What the preprocessor actually does

  1. Scan bodies for proven.That and proven.Returns. Build a per-function summary: parameters each have a list of predicate functions that must hold; returns may be annotated with postcondition predicates.
  2. Scan for infer.From(...).To(...) declarations. Populate an implication graph: P ⇒ Q (optionally under context C).
  3. Flow-sensitive analysis in each caller. Collect facts from conditionals, guards, prior Returns postconditions, and literal evaluation. For each call to an annotated function, discharge every predicate on every corresponding argument, using implication-graph walks when a direct match fails.
  4. Emit or fail. When all obligations discharge, rewrite the callee's body for this build to erase the That / Returns calls. When they don't, fail the build with a diagnostic naming the unproven predicate and the call site.

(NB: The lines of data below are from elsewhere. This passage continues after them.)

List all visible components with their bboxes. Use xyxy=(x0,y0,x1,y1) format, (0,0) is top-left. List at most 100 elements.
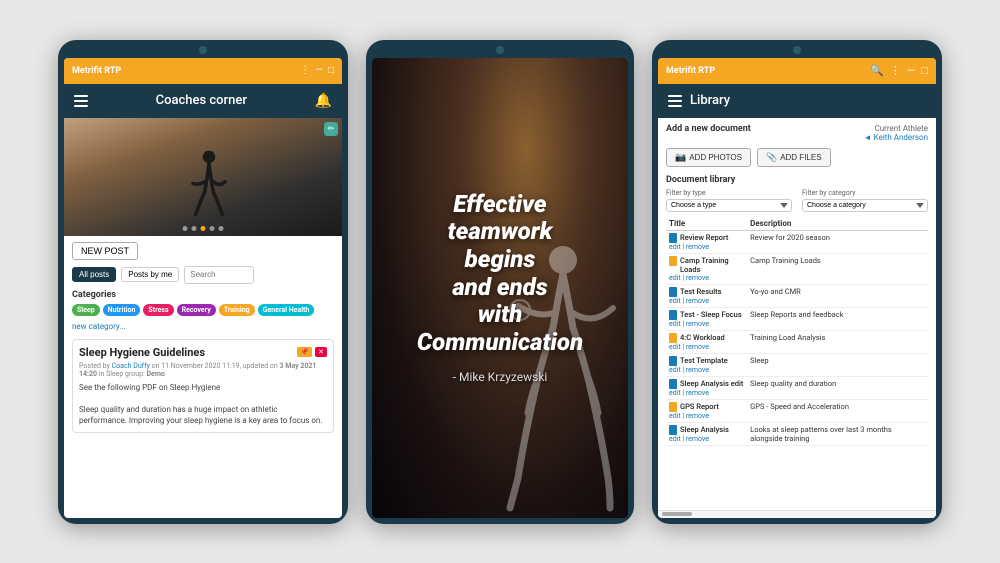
cat-nutrition[interactable]: Nutrition xyxy=(103,304,141,316)
table-row: 4:C Workload edit | remove Training Load… xyxy=(666,330,928,353)
doc-actions[interactable]: edit | remove xyxy=(669,243,744,251)
add-files-button[interactable]: 📎 ADD FILES xyxy=(757,148,831,167)
left-header-title: Coaches corner xyxy=(156,93,247,108)
cat-training[interactable]: Training xyxy=(219,304,255,316)
delete-badge[interactable]: ✕ xyxy=(315,347,327,357)
minimize-icon[interactable]: — xyxy=(315,65,323,76)
doc-title-cell: Review Report edit | remove xyxy=(666,230,747,253)
filter-type-col: Filter by type Choose a type xyxy=(666,189,792,212)
left-app-title: Metrifit RTP xyxy=(72,66,121,76)
all-posts-filter[interactable]: All posts xyxy=(72,267,116,282)
main-scene: Metrifit RTP ⋮ — □ Coaches corner 🔔 xyxy=(38,20,962,544)
filter-type-select[interactable]: Choose a type xyxy=(666,199,792,212)
cat-sleep[interactable]: Sleep xyxy=(72,304,100,316)
doc-actions[interactable]: edit | remove xyxy=(669,435,744,443)
doc-actions[interactable]: edit | remove xyxy=(669,297,744,305)
scrollbar-thumb[interactable] xyxy=(662,512,692,516)
doc-name: Sleep Analysis edit xyxy=(680,379,743,388)
doc-name: Review Report xyxy=(680,233,728,242)
doc-description-cell: Sleep xyxy=(747,353,928,376)
col-description: Description xyxy=(747,217,928,231)
doc-actions[interactable]: edit | remove xyxy=(669,343,744,351)
filter-row: All posts Posts by me xyxy=(72,266,334,284)
right-topbar-icons: 🔍 ⋮ — □ xyxy=(870,64,928,77)
doc-description-cell: Looks at sleep patterns over last 3 mont… xyxy=(747,422,928,445)
new-post-button[interactable]: NEW POST xyxy=(72,242,138,260)
athlete-name-link[interactable]: ◄ Keith Anderson xyxy=(864,133,928,142)
scrollbar-area xyxy=(658,510,936,518)
doc-file-icon xyxy=(669,402,677,412)
tablet-camera-middle xyxy=(496,46,504,54)
hamburger-menu[interactable] xyxy=(74,95,88,107)
filter-category-select[interactable]: Choose a category xyxy=(802,199,928,212)
hero-bg xyxy=(64,118,342,236)
doc-file-icon xyxy=(669,333,677,343)
right-hamburger-menu[interactable] xyxy=(668,95,682,107)
doc-title-cell: GPS Report edit | remove xyxy=(666,399,747,422)
right-header: Library xyxy=(658,84,936,118)
add-photos-button[interactable]: 📷 ADD PHOTOS xyxy=(666,148,751,167)
doc-name: Test - Sleep Focus xyxy=(680,310,742,319)
carousel-dot-active[interactable] xyxy=(201,226,206,231)
table-row: Camp Training Loads edit | remove Camp T… xyxy=(666,253,928,284)
posts-by-me-filter[interactable]: Posts by me xyxy=(121,267,179,282)
cat-stress[interactable]: Stress xyxy=(143,304,173,316)
close-icon[interactable]: □ xyxy=(328,65,334,76)
doc-actions[interactable]: edit | remove xyxy=(669,274,744,282)
doc-actions[interactable]: edit | remove xyxy=(669,320,744,328)
document-table: Title Description Review Report edit | r… xyxy=(666,217,928,446)
quote-block: Effective teamwork begins and ends with … xyxy=(401,171,599,405)
more-options-icon[interactable]: ⋮ xyxy=(890,64,901,77)
minimize-icon[interactable]: — xyxy=(907,64,916,77)
doc-actions[interactable]: edit | remove xyxy=(669,366,744,374)
current-athlete: Current Athlete ◄ Keith Anderson xyxy=(864,124,928,142)
right-tablet: Metrifit RTP 🔍 ⋮ — □ Library xyxy=(652,40,942,524)
middle-screen: Effective teamwork begins and ends with … xyxy=(372,58,628,518)
doc-file-icon xyxy=(669,256,677,266)
doc-description-cell: Review for 2020 season xyxy=(747,230,928,253)
post-card-header: Sleep Hygiene Guidelines 📌 ✕ xyxy=(79,346,327,359)
more-options-icon[interactable]: ⋮ xyxy=(300,65,310,76)
quote-text: Effective teamwork begins and ends with … xyxy=(417,191,583,357)
doc-actions[interactable]: edit | remove xyxy=(669,389,744,397)
notification-bell-icon[interactable]: 🔔 xyxy=(315,93,332,109)
filter-category-label: Filter by category xyxy=(802,189,928,197)
cat-general-health[interactable]: General Health xyxy=(258,304,315,316)
doc-file-icon xyxy=(669,287,677,297)
doc-actions[interactable]: edit | remove xyxy=(669,412,744,420)
hero-edit-icon[interactable]: ✏ xyxy=(324,122,338,136)
close-icon[interactable]: □ xyxy=(921,64,928,77)
doc-title-cell: Sleep Analysis edit edit | remove xyxy=(666,376,747,399)
new-category-link[interactable]: new category... xyxy=(72,322,334,331)
doc-name: Test Template xyxy=(680,356,728,365)
col-title: Title xyxy=(666,217,747,231)
middle-screen-container: Effective teamwork begins and ends with … xyxy=(372,58,628,518)
camera-icon: 📷 xyxy=(675,152,686,163)
post-card: Sleep Hygiene Guidelines 📌 ✕ Posted by C… xyxy=(72,339,334,434)
table-row: Sleep Analysis edit edit | remove Sleep … xyxy=(666,376,928,399)
carousel-dot[interactable] xyxy=(183,226,188,231)
doc-name: 4:C Workload xyxy=(680,333,725,342)
search-input[interactable] xyxy=(184,266,254,284)
post-badges: 📌 ✕ xyxy=(297,347,327,357)
carousel-dot[interactable] xyxy=(219,226,224,231)
doc-name: Sleep Analysis xyxy=(680,425,729,434)
doc-file-icon xyxy=(669,233,677,243)
carousel-dot[interactable] xyxy=(192,226,197,231)
doc-file-icon xyxy=(669,356,677,366)
upload-buttons: 📷 ADD PHOTOS 📎 ADD FILES xyxy=(666,148,928,167)
add-files-label: ADD FILES xyxy=(780,153,821,162)
doc-name-row: Test Results xyxy=(669,287,744,297)
search-icon[interactable]: 🔍 xyxy=(870,64,884,77)
doc-name-row: Sleep Analysis edit xyxy=(669,379,744,389)
post-body: Sleep quality and duration has a huge im… xyxy=(79,404,327,426)
doc-name: Camp Training Loads xyxy=(680,256,744,274)
tablet-camera-left xyxy=(199,46,207,54)
cat-recovery[interactable]: Recovery xyxy=(177,304,216,316)
pencil-icon: ✏ xyxy=(328,124,335,133)
author-link[interactable]: Coach Duffy xyxy=(112,362,150,370)
doc-name-row: Test Template xyxy=(669,356,744,366)
carousel-dot[interactable] xyxy=(210,226,215,231)
attachment-icon: 📎 xyxy=(766,152,777,163)
doc-file-icon xyxy=(669,425,677,435)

No marker-interface synthesis, no wrapper-type generation, no phantom-parameter tricks. The implication graph from step 2 is the only subsumption-like machinery, and it is purely structural — a set of declared-and-trusted implications, not a solver.

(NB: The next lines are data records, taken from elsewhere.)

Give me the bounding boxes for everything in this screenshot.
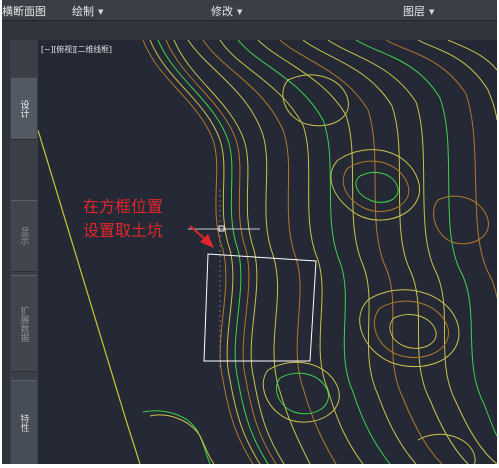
tab-design-label: 设计 [18,100,29,118]
contour-line [257,40,417,464]
menu-modify-label: 修改 [211,5,233,18]
drawing-canvas[interactable]: [−][俯视][二维线框] 在方框位置 设置取土坑 [38,40,497,464]
contour-line [149,414,215,464]
tab-display-label: 显示 [18,227,29,245]
tab-extended-data-label: 扩展数据 [18,305,29,342]
ribbon-panel-strip [2,21,497,40]
contour-line [282,74,349,127]
tab-display[interactable]: 显示 [11,200,37,272]
contour-line [237,40,391,464]
contour-line [355,172,399,203]
contour-line [276,372,329,415]
contour-line [433,195,489,245]
caret-down-icon: ▼ [429,8,435,16]
tab-extended-data[interactable]: 扩展数据 [11,275,37,372]
tab-properties[interactable]: 特性 [11,380,37,464]
contour-line [219,40,364,464]
palette-panel: 设计 显示 扩展数据 特性 [2,40,38,464]
annotation-line-2: 设置取土坑 [83,221,164,240]
menu-bar: 横断面图 绘制 ▼ 修改 ▼ 图层 ▼ [2,0,497,21]
contour-line [417,40,497,121]
menu-cross-section[interactable]: 横断面图 [2,3,46,19]
caret-down-icon: ▼ [237,8,243,16]
contour-line [373,300,449,358]
caret-down-icon: ▼ [98,8,104,16]
contour-line [389,314,437,349]
contour-line [447,40,497,71]
contour-drawing [38,40,497,464]
contour-line [157,40,269,464]
contour-line [417,433,476,464]
tab-properties-label: 特性 [18,414,29,432]
palette-grip[interactable] [2,40,10,464]
menu-cross-section-label: 横断面图 [2,5,46,18]
menu-layers[interactable]: 图层 ▼ [403,3,434,19]
contour-line [279,40,443,464]
contour-line [327,40,497,464]
menu-modify[interactable]: 修改 ▼ [211,3,242,19]
cad-window: 横断面图 绘制 ▼ 修改 ▼ 图层 ▼ 设计 显示 扩展数据 特性 [−][俯视… [2,0,497,464]
boundary-line [38,129,141,464]
contour-lines [142,40,497,464]
contour-line [202,40,337,464]
viewport-controls-label[interactable]: [−][俯视][二维线框] [41,44,112,55]
menu-layers-label: 图层 [403,5,425,18]
menu-draw-label: 绘制 [72,5,94,18]
tab-design[interactable]: 设计 [11,78,37,140]
annotation-callout: 在方框位置 设置取土坑 [83,195,163,243]
contour-line [142,410,211,464]
arrow-icon [189,225,207,241]
contour-line [149,40,261,464]
annotation-line-1: 在方框位置 [83,197,164,216]
contour-line [165,40,277,464]
menu-draw[interactable]: 绘制 ▼ [72,3,103,19]
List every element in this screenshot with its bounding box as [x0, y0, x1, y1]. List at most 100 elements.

Zig-style compile-time evaluation of pure expressions — historically lumped under this project as infer.Const — was explored and declared out of scope; the mechanisms and use cases share little with contract discharge, and bundling them obscures both. See comptime.md.

Open questions

  • Boundary guards. Likely a proven.Trust(v, preds...) variant that wraps a runtime check and carries the proof forward. Name and exact semantics TBD.
  • Cross-package obligations. When package A calls package B's annotated function, A's preprocessor needs B's function summary. Either re-scan B's source (slow) or emit per-package sidecar summary files during B's build (fast, rewire-style). Lean toward the sidecar.
  • Predicate identity. Predicates are identified by function declaration (package + function name). A predicate with the same name but defined in a different package is a distinct obligation. Users who want shared predicates import them from a single place. This is simple and matches Go's usual handling of function identity.
  • Argument expressions. v1 supports direct parameter references (That(amount, p)) and the result of a Returns-annotated call. Arbitrary expressions (That(transform(x), p)) wait for v2.
  • Godoc integration. Auto-emit preconditions into the function's godoc entry during the preprocessor pass? Nice-to-have; low priority until v1 is proven useful.

What's next

  1. pkg/proven/proven.go carries the runtime-checkable That / Returns / And / Or / Not plus the atCompileTime linker gate.
  2. pkg/proventest/ provides the linker stub for test binaries and the WithChecks / AssertFails helpers.
  3. pkg/infer/infer.go provides the fluent inference-rule builder.
  4. example/basic/ demonstrates the pattern end-to-end with TestWiring_* tests verifying the assertions are wired correctly.
  5. Preprocessor is next. Toolexec entry, per-package scan (functions with That / Returns + infer.From(...).To(...) declarations), flow-sensitive analyzer with implication-graph lookup, AST rewriter that erases discharged calls and supplies the _proven_atCompileTime symbol, diagnostic emission. The scan and toolexec plumbing can follow rewire's shape closely; flow analysis is the novel part.